Temporal response to odor also depended on the temporal pattern of input to the PN. A, Responses to stimulation with a series of five 100 msec odor pulses at 500 msec intervals. Intermittent stimulation evoked a discrete burst of spikes for each pulse (top trace). This temporal pattern was completely disrupted after bath application of 100 μmbicuculline for 5 min (middle trace). Blocking the fast GABA-mediated chloride conductance in the PN revealed the underlying excitatory input to the neuron, as indicated by increased tonic spiking activity. Note, however, that the slower later hyperpolarizing phase that signals the end of the response was delayed but not blocked by bicuculline.

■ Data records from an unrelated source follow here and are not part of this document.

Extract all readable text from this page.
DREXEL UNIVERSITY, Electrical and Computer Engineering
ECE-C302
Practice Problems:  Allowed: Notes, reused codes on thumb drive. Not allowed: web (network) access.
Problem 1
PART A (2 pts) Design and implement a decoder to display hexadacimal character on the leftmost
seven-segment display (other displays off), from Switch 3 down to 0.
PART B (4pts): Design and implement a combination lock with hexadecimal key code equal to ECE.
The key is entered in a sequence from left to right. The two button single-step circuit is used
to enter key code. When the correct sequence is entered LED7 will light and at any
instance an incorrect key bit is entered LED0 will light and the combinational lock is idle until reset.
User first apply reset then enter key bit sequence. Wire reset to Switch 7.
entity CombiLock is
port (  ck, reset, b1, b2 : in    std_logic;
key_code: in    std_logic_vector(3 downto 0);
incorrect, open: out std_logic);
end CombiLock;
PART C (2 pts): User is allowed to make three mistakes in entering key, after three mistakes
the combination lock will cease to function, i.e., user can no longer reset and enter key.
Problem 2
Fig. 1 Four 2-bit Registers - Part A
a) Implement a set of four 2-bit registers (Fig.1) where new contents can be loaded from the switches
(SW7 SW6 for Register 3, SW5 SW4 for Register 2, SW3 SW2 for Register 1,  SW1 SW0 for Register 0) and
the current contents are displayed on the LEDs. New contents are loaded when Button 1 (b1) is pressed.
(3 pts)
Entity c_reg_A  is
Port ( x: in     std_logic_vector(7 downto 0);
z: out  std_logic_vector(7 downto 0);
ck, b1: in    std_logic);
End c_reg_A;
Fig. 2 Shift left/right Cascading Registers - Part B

The stimulus-modulated spike pattern returned after a switch back to normal saline solution for 10 min (bottom trace). B, Responses in the same PN to a single 500 msec pulse show that the same stimulus could evoke a different temporal pattern of activity in the PN (top trace). In this case, the initial burst of spikes was followed by a series of periodic fluctuations in membrane potential accompanied by irregular spiking activity. The membrane fluctuations and temporal spiking pattern were eliminated by bicuculline (middle trace). Again, this effect was readily reversible; a temporally patterned response returned after washout (bottom trace), but the temporal pattern of action potentials was not the same as that before bicuculline treatment.

Fig. 8.

Model of two opposing parallel pathways converging on a glomerular PN based on the current pharmacological, anatomical, and electrophysiological data. Two feedforward pathways and one feedback pathway to the PN are shown, but others yet to be characterized may exist. According to this model, bicuculline blocks the inhibitory input to the PN, mediated through the population of GABAergic local interneurons (LNs) (only one shown). Bicuculline blocks both the short-latency IPSP generated by feedforward inhibition (Fig. 1B) and the slow oscillations (Fig. 7B) possibly generated by a feedback pathway to the same pool of inhibitory LNs. Output synapses that could mediate this effect have been identified in PNs. Bicuculline does not block the excitatory input pathway (+), however, regardless of whether the PN receives direct input from primary afferent axons (as shown) or indirect input through other intercalated neurons. The fact that I₁ always precedes the excitation in these PNs is additional evidence for an indirect excitatory input.